Berita Utama

Berita tentang Indonesia

Ölpalmen-Plantage auf der indonesischen Insel Java.

Indonesia Larang Ekspor Minyak Sawit – Klimareporter °

Sejak minyak sawit semakin mahal di Indonesia, negara tersebut kini telah melarang ekspornya. Minyak nabati lainnya sangat langka dan mahal di pasar dunia. Jadi semakin banyak negara yang ingin mengurangi ketergantungan mereka pada pasar global dengan cadangan pangan strategis.


Presiden Indonesia Goku Widodo Saya telah mencoba segalanya. Dia memanfaatkan cadangan strategis, memberikan subsidi, menetapkan batas harga, dan memberlakukan kuota ekspor.

Tidak ada yang berhasil: minyak sawit tidak lagi tersedia atau terlalu mahal. Sejak awal tahun, harga satu liter minyak goreng di Indonesia sudah naik 40 persen dan terjadi demonstrasi.

Pekan lalu, tepat sebelum akhir perayaan Ramadhan, Jokowi memerintahkan tindakan sebesar mungkin: larangan ekspor minyak sawit mentah dan minyak sawit olahan.

Langkah ini memiliki konsekuensi bagi seluruh dunia. Minyak sawit lebih unggul dari minyak kedelai, minyak lobak, dan minyak bunga matahari minyak sayur utama dunia dan Indonesia dengan pangsa 60 persen dunia Produk terbesar.

Selain itu, produksi telah menurun di Malaysia, produsen minyak sawit terbesar kedua. Karena krisis Corona, ada kekurangan tenaga kerja asing yang akan mengurus perkebunan kelapa sawit.

Minyak bunga matahari juga jarang: Ukraina dan Rusia bersama-sama memproduksi 55 persen minyak bunga matahari dunia. Pasokan minyak kedelai di pasar global juga terpengaruh. Karena kekeringan di Brasil dan Argentina, panen di sana lebih rendah dari biasanya.

Indeks Organisasi Pangan dan Pertanian (FAO) untuk minyak nabati juga meningkat lebih banyak daripada subindeks lainnya. Pada awal April, minyak sayur telah menjadi sebesar 60 persen Meningkat dibandingkan tahun sebelumnya.

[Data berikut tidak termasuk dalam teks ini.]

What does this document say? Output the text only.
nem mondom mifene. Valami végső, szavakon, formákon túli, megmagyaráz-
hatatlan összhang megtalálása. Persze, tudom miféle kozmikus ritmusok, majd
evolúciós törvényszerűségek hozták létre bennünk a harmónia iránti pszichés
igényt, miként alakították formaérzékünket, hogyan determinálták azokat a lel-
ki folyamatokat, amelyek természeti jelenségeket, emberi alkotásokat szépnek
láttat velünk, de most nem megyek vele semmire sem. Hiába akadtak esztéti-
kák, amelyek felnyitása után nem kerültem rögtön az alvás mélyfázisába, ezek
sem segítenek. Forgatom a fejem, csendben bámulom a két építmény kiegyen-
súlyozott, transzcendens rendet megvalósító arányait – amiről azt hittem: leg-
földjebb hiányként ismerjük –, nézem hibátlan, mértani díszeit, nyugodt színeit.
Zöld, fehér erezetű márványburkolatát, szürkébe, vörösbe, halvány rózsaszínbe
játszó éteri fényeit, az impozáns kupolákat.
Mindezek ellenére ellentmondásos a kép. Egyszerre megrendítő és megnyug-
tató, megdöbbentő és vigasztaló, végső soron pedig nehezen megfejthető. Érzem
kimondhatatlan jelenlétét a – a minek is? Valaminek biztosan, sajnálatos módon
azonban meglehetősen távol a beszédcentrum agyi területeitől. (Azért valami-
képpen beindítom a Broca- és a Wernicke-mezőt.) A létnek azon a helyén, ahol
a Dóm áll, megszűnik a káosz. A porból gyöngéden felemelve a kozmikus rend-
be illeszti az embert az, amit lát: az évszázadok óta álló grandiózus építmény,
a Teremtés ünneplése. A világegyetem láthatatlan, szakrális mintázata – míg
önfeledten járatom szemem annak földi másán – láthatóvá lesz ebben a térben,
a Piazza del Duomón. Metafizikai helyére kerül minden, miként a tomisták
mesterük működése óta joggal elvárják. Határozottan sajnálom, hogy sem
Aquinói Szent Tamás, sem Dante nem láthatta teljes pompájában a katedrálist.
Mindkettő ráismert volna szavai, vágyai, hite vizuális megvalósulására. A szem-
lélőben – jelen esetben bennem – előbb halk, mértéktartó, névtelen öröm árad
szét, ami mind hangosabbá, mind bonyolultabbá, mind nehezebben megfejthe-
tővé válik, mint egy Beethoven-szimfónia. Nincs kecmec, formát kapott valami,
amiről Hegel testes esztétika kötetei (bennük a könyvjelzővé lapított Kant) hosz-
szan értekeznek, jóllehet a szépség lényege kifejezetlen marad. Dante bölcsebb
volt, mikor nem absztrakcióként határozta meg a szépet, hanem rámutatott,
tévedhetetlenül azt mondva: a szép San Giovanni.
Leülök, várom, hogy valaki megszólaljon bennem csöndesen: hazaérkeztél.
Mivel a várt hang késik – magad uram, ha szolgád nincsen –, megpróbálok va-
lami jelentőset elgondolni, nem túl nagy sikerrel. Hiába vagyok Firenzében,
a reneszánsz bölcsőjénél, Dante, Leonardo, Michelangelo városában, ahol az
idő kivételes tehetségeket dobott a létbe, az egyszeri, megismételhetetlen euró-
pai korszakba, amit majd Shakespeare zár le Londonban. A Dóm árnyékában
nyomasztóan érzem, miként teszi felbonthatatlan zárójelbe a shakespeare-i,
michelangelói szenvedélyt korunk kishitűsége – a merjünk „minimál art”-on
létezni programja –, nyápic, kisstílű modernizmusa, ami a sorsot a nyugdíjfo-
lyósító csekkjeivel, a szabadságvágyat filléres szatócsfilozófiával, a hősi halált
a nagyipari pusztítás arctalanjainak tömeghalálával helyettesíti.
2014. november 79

Kenaikan harga ini terlihat hampir di semua produk di supermarket. Minyak sawit tidak hanya digunakan dalam makanan, tetapi juga dalam sampo, pasta gigi, dan lipstik. Last but not least, itu diproses menjadi biodiesel.

Belajar dari Cina?

khususnya terpengaruh Negara-negara yang mengimpor sebagian besar minyak nabati mereka. Ini termasuk India, Pakistan dan Bangladesh, serta Mesir dan Kenya – negara-negara yang juga telah mengimpor gandum dalam jumlah besar dari Ukraina di masa lalu.

Berat ringannya konsekuensi larangan ekspor Indonesia juga bergantung pada berapa lama larangan tersebut berlaku. Faktor pembatas di sini adalah kapasitas penyimpanan. Dengan larangan total, semua tangki akan penuh dalam waktu kurang dari sebulan. Eddie Martino berkataSekjen Gabungan Gapki, asosiasi kelapa sawit terbesar di Indonesia.

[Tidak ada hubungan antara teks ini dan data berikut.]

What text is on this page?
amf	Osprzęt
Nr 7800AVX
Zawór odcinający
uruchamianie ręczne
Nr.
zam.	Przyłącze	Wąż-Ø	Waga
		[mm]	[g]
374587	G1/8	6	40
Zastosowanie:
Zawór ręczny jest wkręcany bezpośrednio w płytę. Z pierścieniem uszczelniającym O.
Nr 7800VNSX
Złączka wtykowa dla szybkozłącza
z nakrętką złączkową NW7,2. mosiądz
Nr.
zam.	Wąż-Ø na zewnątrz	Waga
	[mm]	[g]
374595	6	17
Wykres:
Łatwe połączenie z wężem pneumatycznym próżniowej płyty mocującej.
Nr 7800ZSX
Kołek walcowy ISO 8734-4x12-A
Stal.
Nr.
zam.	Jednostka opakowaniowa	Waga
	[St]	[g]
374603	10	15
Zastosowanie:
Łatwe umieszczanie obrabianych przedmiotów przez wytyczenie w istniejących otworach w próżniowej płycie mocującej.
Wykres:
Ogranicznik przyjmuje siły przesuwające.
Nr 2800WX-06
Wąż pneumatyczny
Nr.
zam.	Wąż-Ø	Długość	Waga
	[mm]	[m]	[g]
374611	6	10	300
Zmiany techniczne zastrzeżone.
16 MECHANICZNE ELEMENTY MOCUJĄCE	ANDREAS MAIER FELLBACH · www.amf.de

Bahkan Presiden Widodo memilikinya sejak awal lebih jelasBahwa larangan itu bersifat sementara: “Setelah kebutuhan dalam negeri terpenuhi, tentu saja saya akan mencabut larangan ekspor, karena saya tahu negara membutuhkan pajak, devisa dan surplus perdagangan, tetapi memenuhi kebutuhan dasar penduduk memiliki prioritas.”

Tetapi bahkan jika larangan ekspor hanya berumur pendek, kemungkinan akan memiliki konsekuensi jangka panjang. Ada kemungkinan bahwa semakin banyak negara akan mulai menimbun makanan karena mereka tidak lagi percaya pada kemampuan mereka untuk menyimpan makanan di pasar global jika terjadi krisis.

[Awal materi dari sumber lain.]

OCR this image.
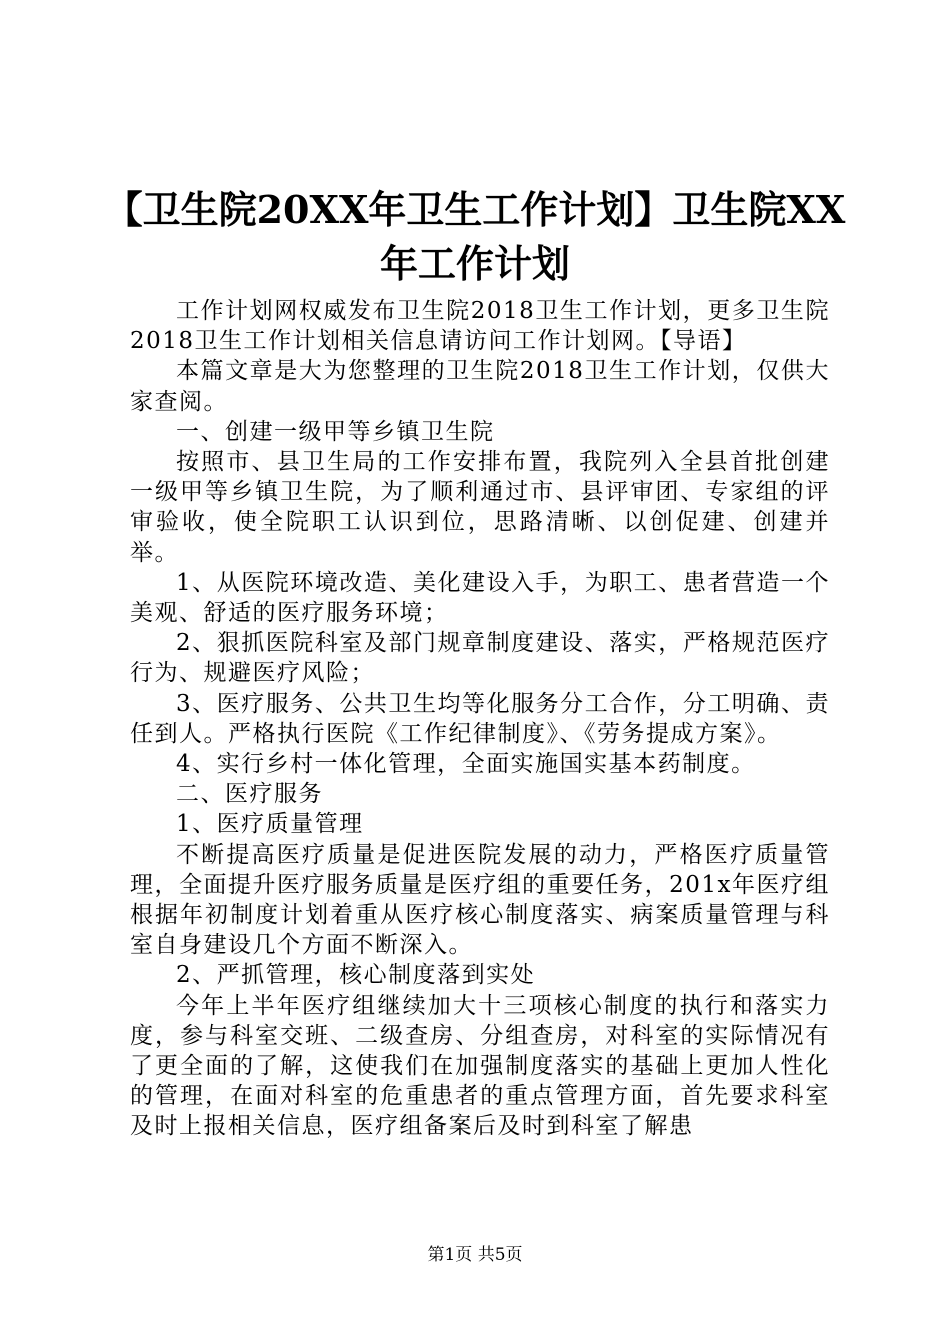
【卫生院20XX年卫生工作计划】卫生院XX年工作计划

工作计划网权威发布卫生院2018卫生工作计划，更多卫生院2018卫生工作计划相关信息请访问工作计划网。【导语】

本篇文章是大为您整理的卫生院2018卫生工作计划，仅供大家查阅。

一、创建一级甲等乡镇卫生院

按照市、县卫生局的工作安排布置，我院列入全县首批创建一级甲等乡镇卫生院，为了顺利通过市、县评审团、专家组的评审验收，使全院职工认识到位，思路清晰、以创促建、创建并举。

1、从医院环境改造、美化建设入手，为职工、患者营造一个美观、舒适的医疗服务环境；

2、狠抓医院科室及部门规章制度建设、落实，严格规范医疗行为、规避医疗风险；

3、医疗服务、公共卫生均等化服务分工合作，分工明确、责任到人。严格执行医院《工作纪律制度》、《劳务提成方案》。

4、实行乡村一体化管理，全面实施国实基本药制度。

二、医疗服务

1、医疗质量管理

不断提高医疗质量是促进医院发展的动力，严格医疗质量管理，全面提升医疗服务质量是医疗组的重要任务，201x年医疗组根据年初制度计划着重从医疗核心制度落实、病案质量管理与科室自身建设几个方面不断深入。

2、严抓管理，核心制度落到实处

今年上半年医疗组继续加大十三项核心制度的执行和落实力度，参与科室交班、二级查房、分组查房，对科室的实际情况有了更全面的了解，这使我们在加强制度落实的基础上更加人性化的管理，在面对科室的危重患者的重点管理方面，首先要求科室及时上报相关信息，医疗组备案后及时到科室了解患

第1页 共5页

Cina adalah salah satu negara tersebut. Meskipun hanya mewakili 20 persen dari populasi dunia, pemerintah AS memperkirakan bahwa negara itu memiliki 69 persen cadangan jagung dunia, 60 persen cadangan beras, dan 51 persen cadangan gandum.

China menegaskan hal ini pada prinsipnya. “Stok gandum kami cukup untuk memenuhi permintaan selama satu setengah tahun. Tidak ada masalah dengan pasokan makanan.” Chen Yuyun berkataKepala Badan Pangan dan Cadangan Strategis.

Kepastian inilah – untuk selalu memiliki cukup makanan berkat cadangan yang melimpah – yang semakin banyak diperjuangkan oleh negara ketika pasar global terbukti menjadi sumber daya yang tidak dapat diandalkan berkali-kali.